O diretor Giuseppe Tornatore atingiu seu ápice com o clássico “Cinema Paradiso (1988)”, no qual usou metalinguagem a fim de retratar o papel da arte plena como modelador de indivíduos. Depois de abordar a sétima arte, Tornatore apela agora para o mundo da pintura, em seu novo filme, “O melhor Lance”.

Na trama, Virgil Oldman (Geoffrey Rush) é um leiloeiro e conhecedor renomado de arte, junto ao seu amigo e pintor falido Billy (Donald Sutherland), ele realiza pequenas falcatruas, arrebatando quadros valiosos a menor preço para engrandecer sua coleção pessoal. Dada certa ocasião, o leiloeiro é contratado por uma jovem milionária (Sylvia Hoeks) portadora de “agorafobia”, visando leiloar os bens herdados pelos falecidos pais.

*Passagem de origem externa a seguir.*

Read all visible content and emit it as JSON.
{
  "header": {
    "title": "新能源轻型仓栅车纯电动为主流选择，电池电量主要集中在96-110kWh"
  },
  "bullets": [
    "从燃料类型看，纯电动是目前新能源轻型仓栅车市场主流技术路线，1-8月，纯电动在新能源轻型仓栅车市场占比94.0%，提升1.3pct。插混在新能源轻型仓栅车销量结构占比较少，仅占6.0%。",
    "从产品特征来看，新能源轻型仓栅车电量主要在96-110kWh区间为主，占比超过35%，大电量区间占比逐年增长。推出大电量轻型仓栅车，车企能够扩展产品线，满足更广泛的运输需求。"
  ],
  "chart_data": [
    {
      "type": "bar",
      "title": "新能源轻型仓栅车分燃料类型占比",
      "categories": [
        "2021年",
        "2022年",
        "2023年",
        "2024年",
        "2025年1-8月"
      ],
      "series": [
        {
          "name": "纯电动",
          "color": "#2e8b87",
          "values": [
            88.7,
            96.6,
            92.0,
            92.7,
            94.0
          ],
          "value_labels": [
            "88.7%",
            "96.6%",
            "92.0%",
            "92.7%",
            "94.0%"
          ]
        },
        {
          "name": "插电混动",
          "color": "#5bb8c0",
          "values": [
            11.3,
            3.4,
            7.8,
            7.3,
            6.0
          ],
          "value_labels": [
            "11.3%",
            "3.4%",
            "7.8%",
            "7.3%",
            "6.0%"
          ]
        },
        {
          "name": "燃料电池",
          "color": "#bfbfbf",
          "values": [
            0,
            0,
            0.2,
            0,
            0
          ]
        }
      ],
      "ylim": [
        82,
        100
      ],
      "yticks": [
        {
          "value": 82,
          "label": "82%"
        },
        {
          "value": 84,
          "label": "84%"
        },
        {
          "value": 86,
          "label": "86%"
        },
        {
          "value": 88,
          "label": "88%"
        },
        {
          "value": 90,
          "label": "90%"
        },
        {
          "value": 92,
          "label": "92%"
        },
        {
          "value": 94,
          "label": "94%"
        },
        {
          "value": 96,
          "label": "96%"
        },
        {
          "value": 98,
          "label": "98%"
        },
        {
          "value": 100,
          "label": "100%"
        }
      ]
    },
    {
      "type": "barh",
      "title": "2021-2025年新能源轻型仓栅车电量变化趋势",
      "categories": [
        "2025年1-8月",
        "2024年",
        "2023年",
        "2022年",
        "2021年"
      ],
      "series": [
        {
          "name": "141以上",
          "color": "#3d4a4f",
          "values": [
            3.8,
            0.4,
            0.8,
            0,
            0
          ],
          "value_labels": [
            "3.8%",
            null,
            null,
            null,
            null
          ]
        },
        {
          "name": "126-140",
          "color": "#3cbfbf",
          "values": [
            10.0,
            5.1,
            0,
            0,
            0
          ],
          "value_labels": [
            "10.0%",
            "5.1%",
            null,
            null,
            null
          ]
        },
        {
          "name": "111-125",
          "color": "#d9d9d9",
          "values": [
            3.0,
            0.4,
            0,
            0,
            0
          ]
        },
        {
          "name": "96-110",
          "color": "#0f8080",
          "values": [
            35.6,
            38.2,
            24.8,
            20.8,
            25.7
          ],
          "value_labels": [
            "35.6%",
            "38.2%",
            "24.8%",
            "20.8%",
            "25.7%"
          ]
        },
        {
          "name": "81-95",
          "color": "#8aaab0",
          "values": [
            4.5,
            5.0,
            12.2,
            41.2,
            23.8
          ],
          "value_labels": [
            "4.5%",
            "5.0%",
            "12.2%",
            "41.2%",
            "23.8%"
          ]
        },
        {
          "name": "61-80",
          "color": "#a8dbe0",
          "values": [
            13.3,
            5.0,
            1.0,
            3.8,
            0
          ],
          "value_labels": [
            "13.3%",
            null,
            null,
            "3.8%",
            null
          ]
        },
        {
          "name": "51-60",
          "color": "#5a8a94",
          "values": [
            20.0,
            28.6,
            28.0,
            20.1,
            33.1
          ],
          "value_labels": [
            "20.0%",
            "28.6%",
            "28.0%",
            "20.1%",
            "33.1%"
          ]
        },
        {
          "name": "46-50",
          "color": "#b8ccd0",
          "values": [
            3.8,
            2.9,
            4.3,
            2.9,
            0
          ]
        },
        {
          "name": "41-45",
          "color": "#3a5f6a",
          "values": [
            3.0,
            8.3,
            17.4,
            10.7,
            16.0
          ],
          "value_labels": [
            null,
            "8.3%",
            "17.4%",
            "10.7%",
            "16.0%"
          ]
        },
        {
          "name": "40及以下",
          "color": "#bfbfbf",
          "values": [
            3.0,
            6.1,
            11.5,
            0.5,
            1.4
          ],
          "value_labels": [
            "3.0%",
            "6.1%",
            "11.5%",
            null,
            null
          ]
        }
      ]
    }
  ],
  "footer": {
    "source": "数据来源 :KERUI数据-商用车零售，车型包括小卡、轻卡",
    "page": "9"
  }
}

Inicialmente, Virgil trata de forma cética e antipática a cliente, entretanto, aos poucos, ele inicia uma excêntrica relação, expandindo-se aos poucos seguindo caminhos obscuros.

O interessante da argumentação é o uso sutil da metalinguagem do mundo da arte clássica, tendo personagens construídos de forma distinta se remodelando devido as circunstancias, se mostrando o oposto da aparência inicial. é justamente como numa pintura, onde as aparências nem sempre representam o significado real da obra. O roteiro, infelizmente, peca pela convencionalidade e falta de ousadia, mas ainda assim estabelece uma narrativa sólida e instigante, na qual o expectador consegue ter participação. Ainda há espaço para reviravoltas e surpresas, mas que irão dividir o público sobre os rumos tomados.

A direção de Giuseppe é primorosa, construindo cenas de maneira belíssima, intencionalmente querendo fazer um quadro de arte em determinadas sequências. A essência da argumentação é transposta para tela, retratando dilemas morais e humanos, debates pertinentes e bem conduzidos, como o sentimento de opressão feminina numa sociedade machista ou a solidão cada vez mais crescente do ser humano, criando universos particulares e idealizando a perfeição plena. Tudo isso é retratado de forma plena e convincente, junto a uma minuciosa performance do soberbo Geoffrey Rush, embalada ainda por uma clássica trilha do maestro Ennio Morricone.

“O Melhor Lance” pode até carecer uma invenção ao gênero, porém consegue ser eficiente respeitando seus limites. É uma experiência reflexiva, linda de se ver e pesada em se pensar. Passa a ser um retrato do obsessivo ser humano pela perfeição, mas o interessante é mostrar que a arte, mesmo sendo “perfeita”, nada mais é que um retrato do imperfeito mundo no qual os indivíduos não valorizam. Parece complexo, mas é um debate pra lá contraditório que merece uma atenção.